CF 1455A - Strange Functions
The proposed solution correctly identifies the probability requested: the probability that a single subtract-and-shift cycle produces an odd value $w$ in the range $[2^n,2^{n+1})$ while the other argument remains in $Omega$.
Rating: 800
Tags: math, number theory
Solve time: 2m 34s
Verified: no
Solution
Correctness
The proposed solution correctly identifies the probability requested: the probability that a single subtract-and-shift cycle produces an odd value $w$ in the range $[2^n,2^{n+1})$ while the other argument remains in $\Omega$. It enumerates all odd values $w$ in the target range, considers all admissible powers of two $t$ such that $|u-v|=2^t w < M$, counts all pairs $(u,v)$ giving rise to each $w$, and divides by the total number of pairs $N^2$. The reasoning explicitly shows that each pair producing a valid $w$ appears exactly once in the sum and that no other pair can produce a $w$ in the desired interval. Therefore, the solution both enumerates all contributing elements and excludes all non-contributing ones.
Gaps and Errors
- The step asserting that the number of pairs $(u,v)$ with $|u-v|=d$ equals $2(N-d/2)$ relies on the arithmetic progression structure of $\Omega$. While plausible, it is stated without detailed proof. This is a Justification gap, not a critical error, because the claim can be rigorously justified by indexing the odd numbers in $\Omega$ and counting pairs systematically.

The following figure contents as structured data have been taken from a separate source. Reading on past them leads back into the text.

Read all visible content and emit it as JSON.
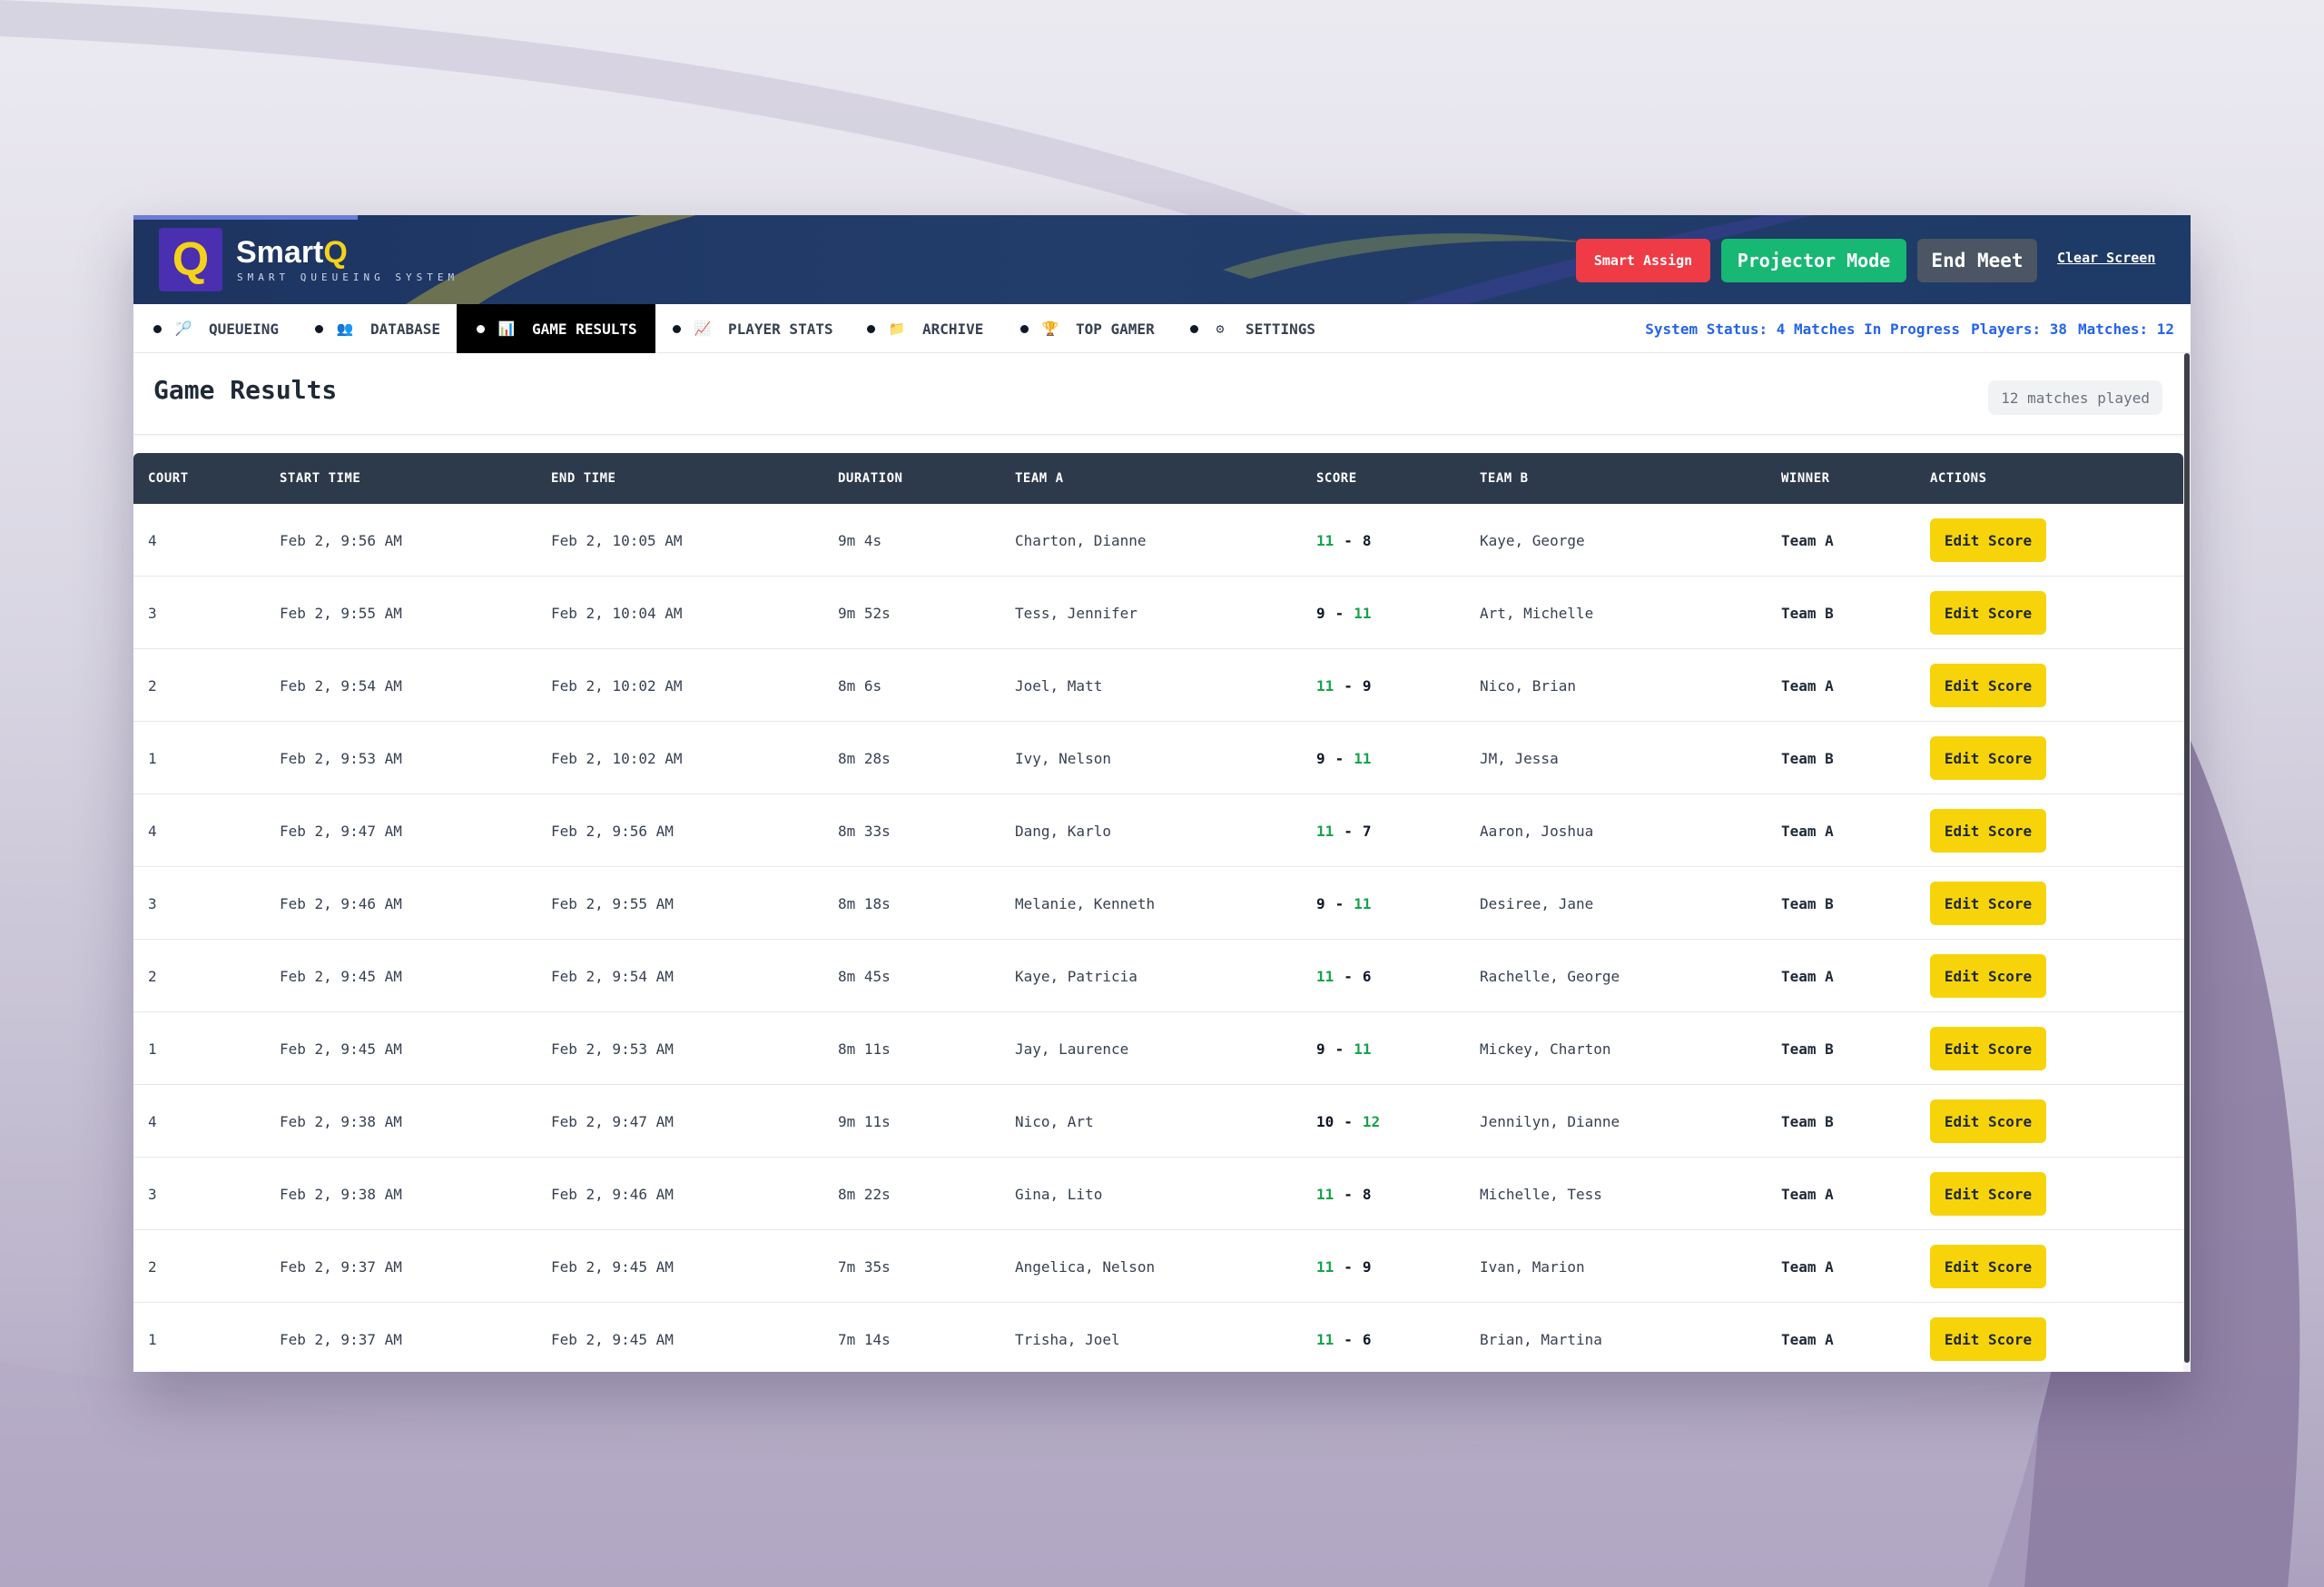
{
  "header": {
    "logo_letter": "Q",
    "brand_main": "Smart",
    "brand_accent": "Q",
    "brand_subtitle": "SMART QUEUEING SYSTEM",
    "buttons": {
      "smart_assign": "Smart Assign",
      "projector_mode": "Projector Mode",
      "end_meet": "End Meet",
      "clear_screen": "Clear Screen"
    },
    "colors": {
      "smart_assign": "#ef3b45",
      "projector_mode": "#16b873",
      "end_meet": "#4b5563",
      "logo_accent": "#f5d21a"
    }
  },
  "nav": {
    "items": [
      {
        "label": "QUEUEING",
        "icon": "racket-icon",
        "glyph": "🏸",
        "active": false
      },
      {
        "label": "DATABASE",
        "icon": "people-icon",
        "glyph": "👥",
        "active": false
      },
      {
        "label": "GAME RESULTS",
        "icon": "bar-chart-icon",
        "glyph": "📊",
        "active": true
      },
      {
        "label": "PLAYER STATS",
        "icon": "trend-chart-icon",
        "glyph": "📈",
        "active": false
      },
      {
        "label": "ARCHIVE",
        "icon": "folder-icon",
        "glyph": "📁",
        "active": false
      },
      {
        "label": "TOP GAMER",
        "icon": "trophy-icon",
        "glyph": "🏆",
        "active": false
      },
      {
        "label": "SETTINGS",
        "icon": "gear-icon",
        "glyph": "⚙",
        "active": false
      }
    ],
    "status": {
      "system_status": "System Status: 4 Matches In Progress",
      "players": "Players: 38",
      "matches": "Matches: 12"
    }
  },
  "page": {
    "title": "Game Results",
    "matches_badge": "12 matches played"
  },
  "table": {
    "headers": [
      "COURT",
      "START TIME",
      "END TIME",
      "DURATION",
      "TEAM A",
      "SCORE",
      "TEAM B",
      "WINNER",
      "ACTIONS"
    ],
    "action_label": "Edit Score",
    "rows": [
      {
        "court": "4",
        "start": "Feb 2, 9:56 AM",
        "end": "Feb 2, 10:05 AM",
        "duration": "9m 4s",
        "team_a": "Charton, Dianne",
        "score_a": "11",
        "score_b": "8",
        "team_b": "Kaye, George",
        "winner": "Team A"
      },
      {
        "court": "3",
        "start": "Feb 2, 9:55 AM",
        "end": "Feb 2, 10:04 AM",
        "duration": "9m 52s",
        "team_a": "Tess, Jennifer",
        "score_a": "9",
        "score_b": "11",
        "team_b": "Art, Michelle",
        "winner": "Team B"
      },
      {
        "court": "2",
        "start": "Feb 2, 9:54 AM",
        "end": "Feb 2, 10:02 AM",
        "duration": "8m 6s",
        "team_a": "Joel, Matt",
        "score_a": "11",
        "score_b": "9",
        "team_b": "Nico, Brian",
        "winner": "Team A"
      },
      {
        "court": "1",
        "start": "Feb 2, 9:53 AM",
        "end": "Feb 2, 10:02 AM",
        "duration": "8m 28s",
        "team_a": "Ivy, Nelson",
        "score_a": "9",
        "score_b": "11",
        "team_b": "JM, Jessa",
        "winner": "Team B"
      },
      {
        "court": "4",
        "start": "Feb 2, 9:47 AM",
        "end": "Feb 2, 9:56 AM",
        "duration": "8m 33s",
        "team_a": "Dang, Karlo",
        "score_a": "11",
        "score_b": "7",
        "team_b": "Aaron, Joshua",
        "winner": "Team A"
      },
      {
        "court": "3",
        "start": "Feb 2, 9:46 AM",
        "end": "Feb 2, 9:55 AM",
        "duration": "8m 18s",
        "team_a": "Melanie, Kenneth",
        "score_a": "9",
        "score_b": "11",
        "team_b": "Desiree, Jane",
        "winner": "Team B"
      },
      {
        "court": "2",
        "start": "Feb 2, 9:45 AM",
        "end": "Feb 2, 9:54 AM",
        "duration": "8m 45s",
        "team_a": "Kaye, Patricia",
        "score_a": "11",
        "score_b": "6",
        "team_b": "Rachelle, George",
        "winner": "Team A"
      },
      {
        "court": "1",
        "start": "Feb 2, 9:45 AM",
        "end": "Feb 2, 9:53 AM",
        "duration": "8m 11s",
        "team_a": "Jay, Laurence",
        "score_a": "9",
        "score_b": "11",
        "team_b": "Mickey, Charton",
        "winner": "Team B"
      },
      {
        "court": "4",
        "start": "Feb 2, 9:38 AM",
        "end": "Feb 2, 9:47 AM",
        "duration": "9m 11s",
        "team_a": "Nico, Art",
        "score_a": "10",
        "score_b": "12",
        "team_b": "Jennilyn, Dianne",
        "winner": "Team B"
      },
      {
        "court": "3",
        "start": "Feb 2, 9:38 AM",
        "end": "Feb 2, 9:46 AM",
        "duration": "8m 22s",
        "team_a": "Gina, Lito",
        "score_a": "11",
        "score_b": "8",
        "team_b": "Michelle, Tess",
        "winner": "Team A"
      },
      {
        "court": "2",
        "start": "Feb 2, 9:37 AM",
        "end": "Feb 2, 9:45 AM",
        "duration": "7m 35s",
        "team_a": "Angelica, Nelson",
        "score_a": "11",
        "score_b": "9",
        "team_b": "Ivan, Marion",
        "winner": "Team A"
      },
      {
        "court": "1",
        "start": "Feb 2, 9:37 AM",
        "end": "Feb 2, 9:45 AM",
        "duration": "7m 14s",
        "team_a": "Trisha, Joel",
        "score_a": "11",
        "score_b": "6",
        "team_b": "Brian, Martina",
        "winner": "Team A"
      }
    ]
  },
  "colors": {
    "header_bg": "#1d3461",
    "table_header_bg": "#2d3a4c",
    "winning_score": "#16a34a",
    "edit_button": "#f7d40a",
    "status_text": "#2563eb",
    "active_tab_bg": "#000000"
  }
}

- All other steps, including the summation over admissible $t$ and $w$, use standard combinatorial reasoning and are justified.
No critical errors are present. The approach correctly answers the exercise, and all manipulations of powers of two and logarithms are consistent.
Summary
The solution is mathematically sound, complete, and provides an exact formula for the requested probability. Minor gaps in justification do not affect correctness.
VERDICT: PASS - the solution is correct and complete.